The Kleban Foundation was established in 1988 under the will of Edward L. Kleban, best known as the Tony and Pulitzer Prize award winner for the musical A Chorus Line. The will made provision for two annual awards, each in the amount of $100,000 payable over two years, to be given to "the most promising lyricist and librettist in American musical theatre." The judges making the final determination this year were Julia Jordan, Michael John LaChiusa and Jeffrey Sweet.
David Javerbaum wrote the lyrics and co-wrote the book for Suburb, which ran Off-Broadway in 2001 and was nominated as Best Off-Broadway Musical by the Outer Critics Circle, the Lucille Lortel Awards, and the Drama League. His extensive television writing credits, which include "The Daily Show with Jon Stewart" and "The Late Show with David Letterman" have yielded him 4 Emmys. He is currently writing the lyrics for the upcoming Broadway adaptation of John Waters’ film "Cry-Baby."

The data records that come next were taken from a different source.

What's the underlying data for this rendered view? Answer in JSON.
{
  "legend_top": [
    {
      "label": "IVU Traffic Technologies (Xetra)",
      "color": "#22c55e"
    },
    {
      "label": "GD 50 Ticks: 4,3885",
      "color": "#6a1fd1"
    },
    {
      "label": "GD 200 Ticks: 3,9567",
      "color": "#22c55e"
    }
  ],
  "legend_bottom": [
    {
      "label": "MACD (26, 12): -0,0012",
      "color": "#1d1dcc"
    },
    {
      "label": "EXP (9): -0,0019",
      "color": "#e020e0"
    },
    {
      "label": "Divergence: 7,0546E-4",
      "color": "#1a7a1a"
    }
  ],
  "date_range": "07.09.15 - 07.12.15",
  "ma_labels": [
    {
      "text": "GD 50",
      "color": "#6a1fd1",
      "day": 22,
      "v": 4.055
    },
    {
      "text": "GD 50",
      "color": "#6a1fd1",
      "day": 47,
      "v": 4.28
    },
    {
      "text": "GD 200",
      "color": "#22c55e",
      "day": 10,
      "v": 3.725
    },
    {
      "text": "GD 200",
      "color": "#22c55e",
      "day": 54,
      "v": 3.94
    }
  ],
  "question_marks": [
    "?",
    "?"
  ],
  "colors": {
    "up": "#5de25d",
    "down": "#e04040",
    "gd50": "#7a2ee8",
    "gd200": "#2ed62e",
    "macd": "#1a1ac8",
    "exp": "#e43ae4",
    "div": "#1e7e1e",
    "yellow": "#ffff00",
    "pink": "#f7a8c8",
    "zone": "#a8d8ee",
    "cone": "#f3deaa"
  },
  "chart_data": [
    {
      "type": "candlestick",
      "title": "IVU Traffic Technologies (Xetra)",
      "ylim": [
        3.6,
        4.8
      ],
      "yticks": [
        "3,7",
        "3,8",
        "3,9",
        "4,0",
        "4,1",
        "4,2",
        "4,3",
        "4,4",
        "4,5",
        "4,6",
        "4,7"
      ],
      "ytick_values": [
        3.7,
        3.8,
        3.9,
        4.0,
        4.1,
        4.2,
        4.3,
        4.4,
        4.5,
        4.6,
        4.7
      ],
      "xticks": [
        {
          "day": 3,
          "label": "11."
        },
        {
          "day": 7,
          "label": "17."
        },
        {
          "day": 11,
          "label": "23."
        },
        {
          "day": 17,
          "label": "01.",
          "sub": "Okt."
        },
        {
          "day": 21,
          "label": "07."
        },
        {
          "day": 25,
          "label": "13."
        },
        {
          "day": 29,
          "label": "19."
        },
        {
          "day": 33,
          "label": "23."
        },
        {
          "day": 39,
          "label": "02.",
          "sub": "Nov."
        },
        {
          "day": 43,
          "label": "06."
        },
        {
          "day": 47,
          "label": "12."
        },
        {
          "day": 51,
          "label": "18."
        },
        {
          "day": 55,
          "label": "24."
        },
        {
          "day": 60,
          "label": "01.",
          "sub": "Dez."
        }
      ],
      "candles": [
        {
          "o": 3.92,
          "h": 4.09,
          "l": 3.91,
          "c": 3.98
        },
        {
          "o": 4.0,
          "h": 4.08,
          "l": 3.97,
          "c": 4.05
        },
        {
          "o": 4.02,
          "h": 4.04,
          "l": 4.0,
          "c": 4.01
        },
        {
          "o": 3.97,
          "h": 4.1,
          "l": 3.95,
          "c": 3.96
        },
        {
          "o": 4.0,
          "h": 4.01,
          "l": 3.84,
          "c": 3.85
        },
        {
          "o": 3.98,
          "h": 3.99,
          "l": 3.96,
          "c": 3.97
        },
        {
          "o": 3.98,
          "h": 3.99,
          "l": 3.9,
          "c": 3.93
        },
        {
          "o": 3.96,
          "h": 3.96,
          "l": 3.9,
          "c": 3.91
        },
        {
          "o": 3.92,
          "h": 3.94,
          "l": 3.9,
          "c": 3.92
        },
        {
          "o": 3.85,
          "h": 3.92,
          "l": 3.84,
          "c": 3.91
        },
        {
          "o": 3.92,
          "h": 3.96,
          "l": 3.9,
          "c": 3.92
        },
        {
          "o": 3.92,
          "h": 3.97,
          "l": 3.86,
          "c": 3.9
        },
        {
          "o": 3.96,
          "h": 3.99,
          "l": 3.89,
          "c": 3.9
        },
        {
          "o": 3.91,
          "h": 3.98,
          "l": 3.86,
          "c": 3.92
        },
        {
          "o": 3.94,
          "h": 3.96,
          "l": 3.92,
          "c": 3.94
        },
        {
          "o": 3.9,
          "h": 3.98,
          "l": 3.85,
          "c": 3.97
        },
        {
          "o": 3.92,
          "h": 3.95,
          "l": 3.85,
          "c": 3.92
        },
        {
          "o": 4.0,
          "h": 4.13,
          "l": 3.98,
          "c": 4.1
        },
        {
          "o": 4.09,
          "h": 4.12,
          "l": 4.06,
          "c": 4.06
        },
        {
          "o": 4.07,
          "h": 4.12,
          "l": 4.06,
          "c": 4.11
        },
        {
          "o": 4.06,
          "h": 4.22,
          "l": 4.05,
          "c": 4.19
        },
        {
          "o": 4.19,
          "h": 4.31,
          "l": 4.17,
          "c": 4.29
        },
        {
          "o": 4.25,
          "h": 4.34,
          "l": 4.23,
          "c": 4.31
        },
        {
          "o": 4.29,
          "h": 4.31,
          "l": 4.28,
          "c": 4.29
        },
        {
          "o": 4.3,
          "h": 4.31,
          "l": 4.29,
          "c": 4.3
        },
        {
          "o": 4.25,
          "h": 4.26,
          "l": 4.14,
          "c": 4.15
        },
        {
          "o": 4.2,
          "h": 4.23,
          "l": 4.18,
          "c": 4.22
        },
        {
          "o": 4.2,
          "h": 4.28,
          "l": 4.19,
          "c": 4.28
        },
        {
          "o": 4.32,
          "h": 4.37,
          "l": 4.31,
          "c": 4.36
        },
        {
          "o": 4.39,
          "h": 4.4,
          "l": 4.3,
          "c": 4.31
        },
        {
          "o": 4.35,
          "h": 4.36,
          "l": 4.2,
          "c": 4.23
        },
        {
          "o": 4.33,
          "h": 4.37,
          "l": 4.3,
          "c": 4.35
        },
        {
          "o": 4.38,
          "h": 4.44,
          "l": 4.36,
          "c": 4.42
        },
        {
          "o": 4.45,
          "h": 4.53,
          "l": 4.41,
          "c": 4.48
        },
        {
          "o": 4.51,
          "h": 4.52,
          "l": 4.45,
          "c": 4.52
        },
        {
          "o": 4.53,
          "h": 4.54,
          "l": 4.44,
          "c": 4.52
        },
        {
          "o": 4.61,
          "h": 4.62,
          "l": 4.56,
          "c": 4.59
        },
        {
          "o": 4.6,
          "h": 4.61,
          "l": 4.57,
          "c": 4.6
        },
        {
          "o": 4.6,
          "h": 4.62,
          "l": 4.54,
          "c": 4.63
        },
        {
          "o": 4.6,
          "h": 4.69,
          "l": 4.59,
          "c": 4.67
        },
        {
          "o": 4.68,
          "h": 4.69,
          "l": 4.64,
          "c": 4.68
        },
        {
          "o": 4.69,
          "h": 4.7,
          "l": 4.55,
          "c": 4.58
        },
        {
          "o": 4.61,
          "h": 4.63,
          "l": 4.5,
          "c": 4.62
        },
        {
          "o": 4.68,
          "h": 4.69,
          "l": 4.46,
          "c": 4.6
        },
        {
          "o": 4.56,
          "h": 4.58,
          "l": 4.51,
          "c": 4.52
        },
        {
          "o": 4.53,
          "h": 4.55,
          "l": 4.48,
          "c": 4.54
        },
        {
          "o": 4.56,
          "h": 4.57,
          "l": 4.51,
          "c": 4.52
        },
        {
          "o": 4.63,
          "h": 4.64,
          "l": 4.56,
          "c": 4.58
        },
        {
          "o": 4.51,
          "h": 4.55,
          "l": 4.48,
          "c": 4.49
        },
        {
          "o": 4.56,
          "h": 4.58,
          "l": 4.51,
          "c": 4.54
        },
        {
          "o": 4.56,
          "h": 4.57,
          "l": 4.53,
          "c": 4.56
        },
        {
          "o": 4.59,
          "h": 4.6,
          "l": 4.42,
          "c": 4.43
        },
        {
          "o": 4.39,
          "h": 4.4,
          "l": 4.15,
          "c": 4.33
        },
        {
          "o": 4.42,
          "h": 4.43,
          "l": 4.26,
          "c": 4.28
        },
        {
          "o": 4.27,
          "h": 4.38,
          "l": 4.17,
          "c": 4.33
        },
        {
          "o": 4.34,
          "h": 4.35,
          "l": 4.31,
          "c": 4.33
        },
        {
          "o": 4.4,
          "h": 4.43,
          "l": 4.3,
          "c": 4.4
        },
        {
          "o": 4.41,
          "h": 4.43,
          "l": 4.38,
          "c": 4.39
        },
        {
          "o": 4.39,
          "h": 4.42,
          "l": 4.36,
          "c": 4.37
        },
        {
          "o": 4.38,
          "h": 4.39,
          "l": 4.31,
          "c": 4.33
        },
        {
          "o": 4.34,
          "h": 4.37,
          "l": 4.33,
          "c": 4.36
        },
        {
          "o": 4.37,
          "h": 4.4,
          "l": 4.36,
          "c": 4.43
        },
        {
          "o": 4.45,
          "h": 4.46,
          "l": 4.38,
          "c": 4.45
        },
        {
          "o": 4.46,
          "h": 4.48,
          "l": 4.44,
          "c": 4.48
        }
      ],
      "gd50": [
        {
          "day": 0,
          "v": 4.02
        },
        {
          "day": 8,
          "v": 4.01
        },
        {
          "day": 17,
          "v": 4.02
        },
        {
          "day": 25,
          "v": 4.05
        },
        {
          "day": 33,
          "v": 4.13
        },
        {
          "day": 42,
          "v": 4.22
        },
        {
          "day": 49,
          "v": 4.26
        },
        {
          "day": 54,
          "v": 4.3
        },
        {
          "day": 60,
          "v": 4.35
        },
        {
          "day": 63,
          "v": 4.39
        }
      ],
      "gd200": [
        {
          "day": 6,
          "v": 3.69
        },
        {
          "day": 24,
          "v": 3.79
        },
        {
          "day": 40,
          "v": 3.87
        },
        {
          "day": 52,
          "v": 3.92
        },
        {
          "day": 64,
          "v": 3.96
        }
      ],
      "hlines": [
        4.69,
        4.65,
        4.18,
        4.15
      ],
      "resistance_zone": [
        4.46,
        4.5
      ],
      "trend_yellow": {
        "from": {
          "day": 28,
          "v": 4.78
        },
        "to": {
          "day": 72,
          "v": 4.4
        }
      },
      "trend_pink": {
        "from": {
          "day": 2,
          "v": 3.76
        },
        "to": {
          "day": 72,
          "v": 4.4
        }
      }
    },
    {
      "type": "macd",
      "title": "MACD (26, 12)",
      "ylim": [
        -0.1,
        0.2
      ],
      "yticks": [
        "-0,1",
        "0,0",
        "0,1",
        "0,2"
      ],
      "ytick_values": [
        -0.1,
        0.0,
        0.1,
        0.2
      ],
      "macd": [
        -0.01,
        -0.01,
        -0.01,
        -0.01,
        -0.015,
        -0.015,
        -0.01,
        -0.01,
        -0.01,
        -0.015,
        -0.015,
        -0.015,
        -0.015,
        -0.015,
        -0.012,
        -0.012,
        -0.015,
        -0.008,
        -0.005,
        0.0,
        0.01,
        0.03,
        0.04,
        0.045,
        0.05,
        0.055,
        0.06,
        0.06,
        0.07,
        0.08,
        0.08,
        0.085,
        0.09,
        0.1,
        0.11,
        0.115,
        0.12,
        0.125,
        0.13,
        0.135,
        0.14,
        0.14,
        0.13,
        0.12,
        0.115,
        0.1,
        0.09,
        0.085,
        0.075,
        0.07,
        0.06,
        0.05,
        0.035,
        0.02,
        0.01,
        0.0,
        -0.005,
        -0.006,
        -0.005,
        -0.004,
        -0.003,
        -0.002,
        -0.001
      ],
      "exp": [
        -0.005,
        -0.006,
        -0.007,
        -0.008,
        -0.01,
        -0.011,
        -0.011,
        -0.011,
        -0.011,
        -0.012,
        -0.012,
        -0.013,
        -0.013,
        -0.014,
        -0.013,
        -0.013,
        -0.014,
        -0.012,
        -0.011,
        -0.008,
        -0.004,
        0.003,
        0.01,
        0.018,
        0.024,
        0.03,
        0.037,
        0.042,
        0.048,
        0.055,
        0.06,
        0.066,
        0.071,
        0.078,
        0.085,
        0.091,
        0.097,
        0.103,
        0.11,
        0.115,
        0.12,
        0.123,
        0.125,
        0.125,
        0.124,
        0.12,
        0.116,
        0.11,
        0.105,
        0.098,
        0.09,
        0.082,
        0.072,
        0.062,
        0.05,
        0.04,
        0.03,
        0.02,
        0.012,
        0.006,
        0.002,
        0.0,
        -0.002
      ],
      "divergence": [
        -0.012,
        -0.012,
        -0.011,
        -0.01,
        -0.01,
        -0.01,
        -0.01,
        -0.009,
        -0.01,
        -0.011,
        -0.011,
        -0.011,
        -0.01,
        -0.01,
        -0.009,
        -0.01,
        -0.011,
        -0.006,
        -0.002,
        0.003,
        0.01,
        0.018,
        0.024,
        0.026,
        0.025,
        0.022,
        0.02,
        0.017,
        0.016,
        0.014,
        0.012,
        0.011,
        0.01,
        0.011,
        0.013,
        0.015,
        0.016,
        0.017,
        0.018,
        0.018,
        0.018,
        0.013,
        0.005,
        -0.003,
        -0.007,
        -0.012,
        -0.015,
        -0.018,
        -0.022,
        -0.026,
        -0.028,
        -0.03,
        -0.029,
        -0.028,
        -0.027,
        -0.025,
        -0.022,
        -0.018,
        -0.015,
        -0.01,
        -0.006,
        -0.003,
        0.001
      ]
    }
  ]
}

A practicing attorney, Cheryl L. Davis' work has been read and performed nationally, including at the Cleveland Play House, the Actors Theatre of Louisville, and the Kennedy Center. Her play about the desegregation of the nations' school system, The Color of Justice, was commissioned by Theatreworks/USA and has been performed to critical acclaim . Her musical Barnstormer, written with composer Douglas J. Cohen, received one of the 2005 Jonathan Larson Performing Arts Foundation Awards.
Ken Stone, with composer Jan Powell, has written Overland, Trask & Fenn, and King of the Cowboys. He has won a Jefferson Citation nomination for new work, an award from the Columbia Entertainment Company, and the grand prize in the American Musical Theatre Festival. Stone and Powell's show American Tales is scheduled for its world premiere in October 2005 at the Antaeus Company in North Hollywood, CA, and will include the one-act musical Bartleby, the Scrivener.

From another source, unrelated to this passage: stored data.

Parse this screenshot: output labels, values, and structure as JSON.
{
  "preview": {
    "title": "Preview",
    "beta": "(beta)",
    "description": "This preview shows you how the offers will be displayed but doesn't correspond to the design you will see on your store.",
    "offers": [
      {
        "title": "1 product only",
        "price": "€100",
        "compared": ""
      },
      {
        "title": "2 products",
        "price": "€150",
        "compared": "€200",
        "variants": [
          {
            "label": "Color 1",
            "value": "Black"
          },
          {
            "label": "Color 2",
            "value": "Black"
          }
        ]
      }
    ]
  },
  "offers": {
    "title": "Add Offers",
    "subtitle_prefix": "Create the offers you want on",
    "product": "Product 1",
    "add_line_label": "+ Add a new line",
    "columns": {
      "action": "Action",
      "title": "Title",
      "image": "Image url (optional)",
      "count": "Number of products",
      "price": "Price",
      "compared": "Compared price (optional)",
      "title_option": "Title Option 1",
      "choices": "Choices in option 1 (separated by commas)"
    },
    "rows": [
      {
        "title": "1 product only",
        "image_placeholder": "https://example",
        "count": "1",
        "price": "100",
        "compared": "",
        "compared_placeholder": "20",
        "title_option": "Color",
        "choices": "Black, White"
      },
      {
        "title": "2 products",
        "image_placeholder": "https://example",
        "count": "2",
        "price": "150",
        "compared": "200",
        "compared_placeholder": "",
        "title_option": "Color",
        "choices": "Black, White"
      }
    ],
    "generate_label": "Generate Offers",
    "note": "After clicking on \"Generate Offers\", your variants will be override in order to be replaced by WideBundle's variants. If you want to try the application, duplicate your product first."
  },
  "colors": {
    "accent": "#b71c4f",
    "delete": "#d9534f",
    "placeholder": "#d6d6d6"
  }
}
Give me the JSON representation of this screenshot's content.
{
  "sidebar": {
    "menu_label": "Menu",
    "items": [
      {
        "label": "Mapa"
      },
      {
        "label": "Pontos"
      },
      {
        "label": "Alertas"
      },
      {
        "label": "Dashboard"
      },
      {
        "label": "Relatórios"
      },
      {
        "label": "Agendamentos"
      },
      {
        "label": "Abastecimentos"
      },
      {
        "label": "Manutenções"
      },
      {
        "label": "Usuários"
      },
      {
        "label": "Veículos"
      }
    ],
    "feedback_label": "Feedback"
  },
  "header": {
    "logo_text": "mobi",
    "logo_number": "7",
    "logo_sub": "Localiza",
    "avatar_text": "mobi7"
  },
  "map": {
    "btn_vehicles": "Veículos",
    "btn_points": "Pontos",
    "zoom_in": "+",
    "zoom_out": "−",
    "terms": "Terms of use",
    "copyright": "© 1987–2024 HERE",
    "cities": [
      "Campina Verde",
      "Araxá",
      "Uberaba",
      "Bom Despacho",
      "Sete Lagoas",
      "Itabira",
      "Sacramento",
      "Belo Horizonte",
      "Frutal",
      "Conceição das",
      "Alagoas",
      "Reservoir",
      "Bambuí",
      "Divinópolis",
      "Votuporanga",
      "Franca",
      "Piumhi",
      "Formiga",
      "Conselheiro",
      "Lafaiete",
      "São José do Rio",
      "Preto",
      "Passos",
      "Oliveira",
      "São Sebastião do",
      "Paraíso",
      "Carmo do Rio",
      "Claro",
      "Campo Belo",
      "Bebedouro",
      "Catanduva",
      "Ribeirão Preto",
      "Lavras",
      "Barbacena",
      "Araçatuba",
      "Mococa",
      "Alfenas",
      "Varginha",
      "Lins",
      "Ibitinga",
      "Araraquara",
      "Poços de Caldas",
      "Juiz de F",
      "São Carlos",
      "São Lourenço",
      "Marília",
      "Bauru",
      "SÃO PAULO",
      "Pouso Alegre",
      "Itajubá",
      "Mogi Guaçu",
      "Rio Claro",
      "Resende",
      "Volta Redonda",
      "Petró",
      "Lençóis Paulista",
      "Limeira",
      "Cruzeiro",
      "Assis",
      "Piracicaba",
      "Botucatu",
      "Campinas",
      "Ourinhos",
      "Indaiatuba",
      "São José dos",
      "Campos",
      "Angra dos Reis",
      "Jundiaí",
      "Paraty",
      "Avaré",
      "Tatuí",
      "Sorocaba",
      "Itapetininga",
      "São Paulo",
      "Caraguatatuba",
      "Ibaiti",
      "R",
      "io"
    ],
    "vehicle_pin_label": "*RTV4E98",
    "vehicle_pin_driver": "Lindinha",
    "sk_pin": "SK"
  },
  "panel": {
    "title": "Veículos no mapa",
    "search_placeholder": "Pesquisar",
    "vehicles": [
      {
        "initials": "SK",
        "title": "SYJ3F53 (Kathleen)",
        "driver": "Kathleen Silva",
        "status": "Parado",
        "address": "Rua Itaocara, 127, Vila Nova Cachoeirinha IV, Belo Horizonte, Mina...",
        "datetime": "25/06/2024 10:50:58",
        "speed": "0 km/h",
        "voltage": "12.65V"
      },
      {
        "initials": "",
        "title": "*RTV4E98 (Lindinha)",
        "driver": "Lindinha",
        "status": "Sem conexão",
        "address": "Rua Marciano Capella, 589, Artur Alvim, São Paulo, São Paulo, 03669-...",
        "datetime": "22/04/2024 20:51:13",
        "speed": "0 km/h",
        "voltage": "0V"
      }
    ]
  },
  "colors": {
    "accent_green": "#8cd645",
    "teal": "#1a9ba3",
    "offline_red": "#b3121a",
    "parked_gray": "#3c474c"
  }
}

* In 1949, playwright Michaela O'Harra founded New Dramatists in order to "find gifted playwrights and give them the time, space and the tools to develop their craft, so that they may fulfill their potential and make lasting contributions to the theatre." The group's playwright development program includes a play and musical reading series, fellowships for emerging writers, national and international playwright exchanges, administrative support for resident playwrights, playwriting grants and awards, and ongoing advocacy efforts on behalf of playwrights in the national theatre community.